Gerhana Matahari Cincin Akan Hiasi Langit Februari 2026


HARIANJABAR.ID - Fenomena astronomi langka akan menyapa pada Februari 2026 dengan hadirnya gerhana Matahari cincin yang dikenal sebagai annular solar eclipse. Peristiwa ini terjadi ketika Bulan melintas di antara Bumi dan Matahari, namun tidak sepenuhnya menutupi piringan Matahari, menciptakan efek "cincin api" yang memukau di langit.

Gerhana Matahari cincin merupakan hasil dari posisi Bulan yang berada pada fase bulan baru dan berjarak terjauh dari Bumi (apogee). Pada jarak ini, ukuran tampak Bulan lebih kecil dibandingkan Matahari, sehingga hanya sebagian piringan Matahari yang tertutup.

Berbeda dengan gerhana Matahari total yang menyebabkan kegelapan sesaat, gerhana Matahari cincin akan menyajikan pemandangan Matahari yang terlihat seperti cincin bercahaya.

Penting untuk dicatat bahwa jalur utama gerhana Matahari cincin pada 17 Februari 2026 diprediksi sangat terbatas.

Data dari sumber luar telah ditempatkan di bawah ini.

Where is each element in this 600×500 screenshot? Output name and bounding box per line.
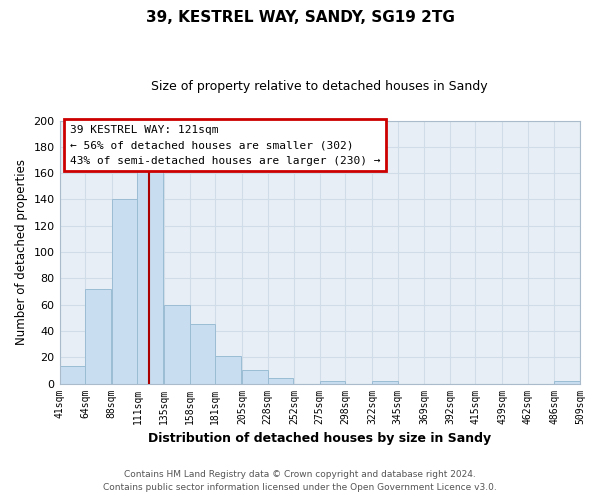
Bar xyxy=(190,324,215,384)
Bar xyxy=(112,200,137,384)
Bar xyxy=(164,304,190,384)
Bar xyxy=(215,356,241,384)
X-axis label: Distribution of detached houses by size in Sandy: Distribution of detached houses by size … xyxy=(148,432,491,445)
Bar xyxy=(320,381,346,384)
Bar xyxy=(372,381,398,384)
Text: 39 KESTREL WAY: 121sqm
← 56% of detached houses are smaller (302)
43% of semi-de: 39 KESTREL WAY: 121sqm ← 56% of detached… xyxy=(70,124,380,166)
Bar xyxy=(59,366,85,384)
Bar xyxy=(242,370,268,384)
Text: Contains HM Land Registry data © Crown copyright and database right 2024.
Contai: Contains HM Land Registry data © Crown c… xyxy=(103,470,497,492)
Bar xyxy=(554,381,580,384)
Title: Size of property relative to detached houses in Sandy: Size of property relative to detached ho… xyxy=(151,80,488,93)
Text: 39, KESTREL WAY, SANDY, SG19 2TG: 39, KESTREL WAY, SANDY, SG19 2TG xyxy=(146,10,454,25)
Y-axis label: Number of detached properties: Number of detached properties xyxy=(15,159,28,345)
Bar xyxy=(268,378,293,384)
Bar xyxy=(85,289,110,384)
Bar xyxy=(137,164,163,384)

Jalur Annularitas Terbatas di Antartika

Berdasarkan perhitungan astronomi global, lintasan utama dari fenomena gerhana Matahari cincin pada 17 Februari 2026 akan sangat terbatas, yaitu melintasi wilayah Antartika. Hal ini menjadikan kawasan tersebut sebagai satu-satunya lokasi di mana gerhana dapat diamati secara sempurna. Puncak gerhana diperkirakan akan memperlihatkan sekitar 96% piringan Matahari tertutup oleh Bulan, dengan fase cincin yang berlangsung kurang lebih dua menit. Kondisi ini menjadikan gerhana ini unik secara visual, meskipun aksesibilitasnya sangat terbatas bagi pengamat umum.

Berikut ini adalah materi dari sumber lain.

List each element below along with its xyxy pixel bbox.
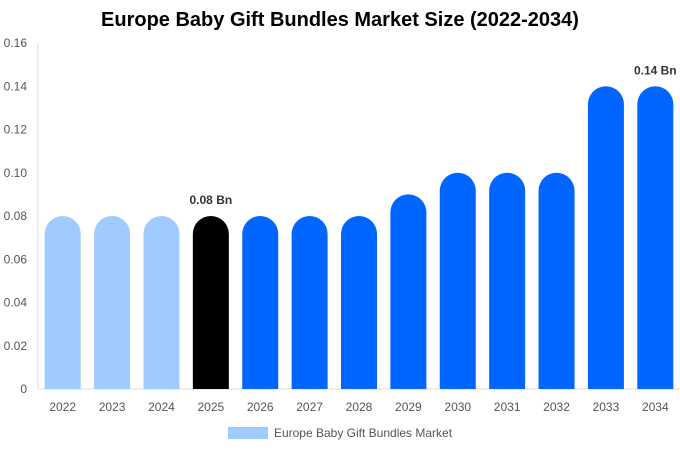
bar-2031[interactable] — [489, 172, 526, 389]
x-tick-label: 2025 — [197, 400, 224, 414]
x-tick-label: 2034 — [642, 400, 669, 414]
chart-title: Europe Baby Gift Bundles Market Size (20… — [101, 9, 579, 31]
legend-label: Europe Baby Gift Bundles Market — [273, 426, 453, 440]
bar-2030[interactable] — [439, 172, 476, 389]
x-tick-label: 2023 — [99, 400, 126, 414]
bar-2034[interactable] — [637, 86, 674, 389]
x-tick-label: 2029 — [395, 400, 422, 414]
x-tick-label: 2024 — [148, 400, 175, 414]
bar-2027[interactable] — [291, 216, 328, 389]
x-tick-label: 2033 — [593, 400, 620, 414]
bar-2029[interactable] — [390, 194, 427, 389]
y-tick-label: 0.08 — [4, 209, 28, 223]
x-tick-label: 2026 — [247, 400, 274, 414]
y-tick-label: 0.16 — [4, 36, 28, 50]
y-tick-label: 0.12 — [4, 123, 28, 137]
x-tick-label: 2032 — [543, 400, 570, 414]
y-tick-label: 0.14 — [4, 79, 28, 93]
y-tick-label: 0.04 — [4, 296, 28, 310]
bar-2025[interactable] — [192, 216, 229, 389]
bar-2023[interactable] — [94, 216, 131, 389]
y-tick-label: 0 — [20, 382, 27, 396]
x-tick-label: 2027 — [296, 400, 323, 414]
data-label: 0.14 Bn — [634, 63, 677, 77]
bar-2033[interactable] — [587, 86, 624, 389]
bar-2022[interactable] — [44, 216, 81, 389]
x-tick-label: 2022 — [49, 400, 76, 414]
bar-2024[interactable] — [143, 216, 180, 389]
bar-2032[interactable] — [538, 172, 575, 389]
y-tick-label: 0.02 — [4, 339, 28, 353]
y-tick-label: 0.10 — [4, 166, 28, 180]
y-tick-label: 0.06 — [4, 252, 28, 266]
x-tick-label: 2031 — [494, 400, 521, 414]
x-tick-label: 2030 — [444, 400, 471, 414]
bar-2026[interactable] — [242, 216, 279, 389]
legend-swatch — [227, 427, 268, 439]
x-tick-label: 2028 — [346, 400, 373, 414]
legend[interactable]: Europe Baby Gift Bundles Market — [0, 426, 680, 440]
bar-2028[interactable] — [341, 216, 377, 389]
data-label: 0.08 Bn — [190, 193, 233, 207]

Di luar jalur annularitas, gerhana ini masih bisa disaksikan sebagai gerhana Matahari sebagian dari beberapa wilayah di belahan Bumi selatan, termasuk bagian selatan Afrika dan ujung Amerika Selatan. Sayangnya, Indonesia tidak termasuk dalam daftar wilayah yang dapat menyaksikan fenomena ini, baik sebagai gerhana cincin maupun sebagian, karena lokasinya yang berada di luar jalur visibilitas.

Meskipun tidak dapat diamati secara langsung di Indonesia, fenomena ini tetap menjadi sorotan komunitas astronomi internasional. Berbagai lembaga sains dan komunitas pengamat langit akan menyediakan siaran langsung dan visualisasi daring untuk memungkinkan masyarakat global menyaksikan dan mempelajari peristiwa langit langka ini.

Gerhana Matahari cincin pada Februari 2026 ini menjadi pengingat akan keteraturan alam semesta dan dinamika orbit benda-benda langit. Peristiwa ini juga sering dimanfaatkan sebagai sarana edukasi untuk memahami lebih dalam tentang astronomi dan keteraturan gerak benda langit.